Tridents aren’t for sale yet, but the company
is taking orders. The basic drone, good down to 25 meters, is priced at $1,500,
while the 100-meter model costs $2,050. The company sells a separate $400
Android-based controller.

Industrial control
There are several companies building
controllers and gateways based on the Raspberry Pi Compute Module. One example
is Kunbus, a German company that built its Revolution Pi (aka RevPi) product line
of controllers based on CMs.

Kunbus-disassembled-core3

The Kunbus Revolution Pi is an industrial PC based on the Raspberry
Pi. The image shows the base module RevPi Core 3 dismantled into its
components.

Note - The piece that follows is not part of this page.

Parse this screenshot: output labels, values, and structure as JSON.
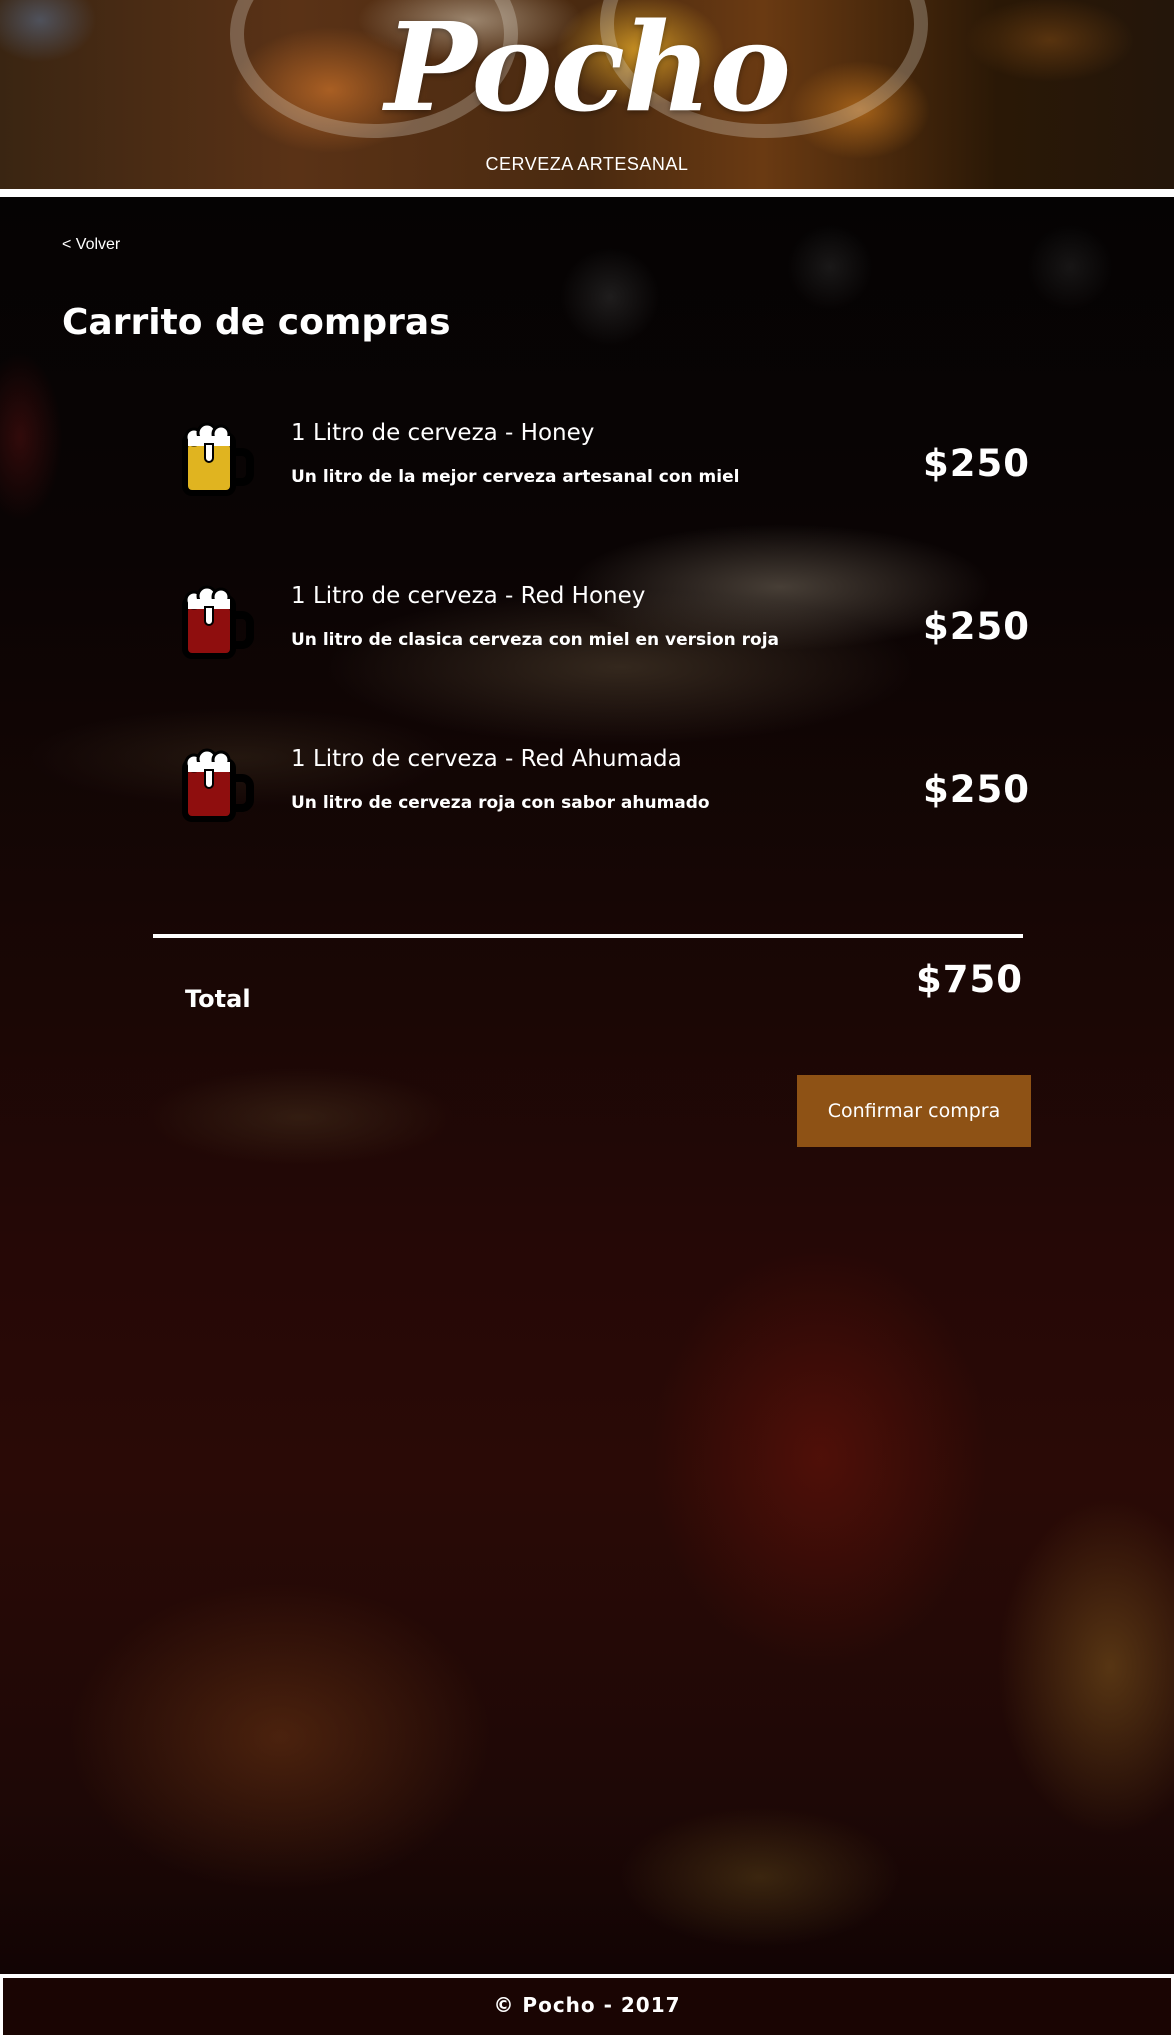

In the middle is the Raspberry Pi Compute Module (Image: Kunbus)

If there’s any doubt that a Raspberry Pi-based
product is industrial-grade, Revolution Pis conform to the IEC’s
61131-2 open
international standard for programmable controllers.

One user of RevPi modules is Oxygen
Technologies. When energy customers generate their own solar power and are
connected to the grid, it creates some grid management challenges. Oxygen Technologies
is trying to solve this problem.

Kunbus
describes
how Oxygen Technologies is running a
system in which private and commercial electricity producers can trade their
electricity among each other without any middlemen (Oxygen’s explanation is in
German). The approach relies on everyone having a gateway that can relay
consumption and production data at each node. Oxygen chose the gateway version
of Kunbus’ RevPi.

Other uses
There are a host
of uses for the CM3, ranging from web hosting to smart mirrors.

Web
hosting
— When you sign up with ISP Mythic Beasts, you get a
dedicated Raspberry Pi server backed by network storage. Mythic Beasts drily
notes: “This is a beta service and shouldn’t be used for nuclear power station
command and control systems.” Best advice you’ll get today.

Home
automation and control
FutureHome, based in Oslo,
specializes in smart home technology that it sells to both individual homeowners
and homebuilders in Norway. The FutureHome system is centered on a hub unit
that Wenzel said is based on the Raspberry Pi CM.

Mirror computer
displays
AirNodes is a French company that
describes itself as a design operation that specializes in IoT applications.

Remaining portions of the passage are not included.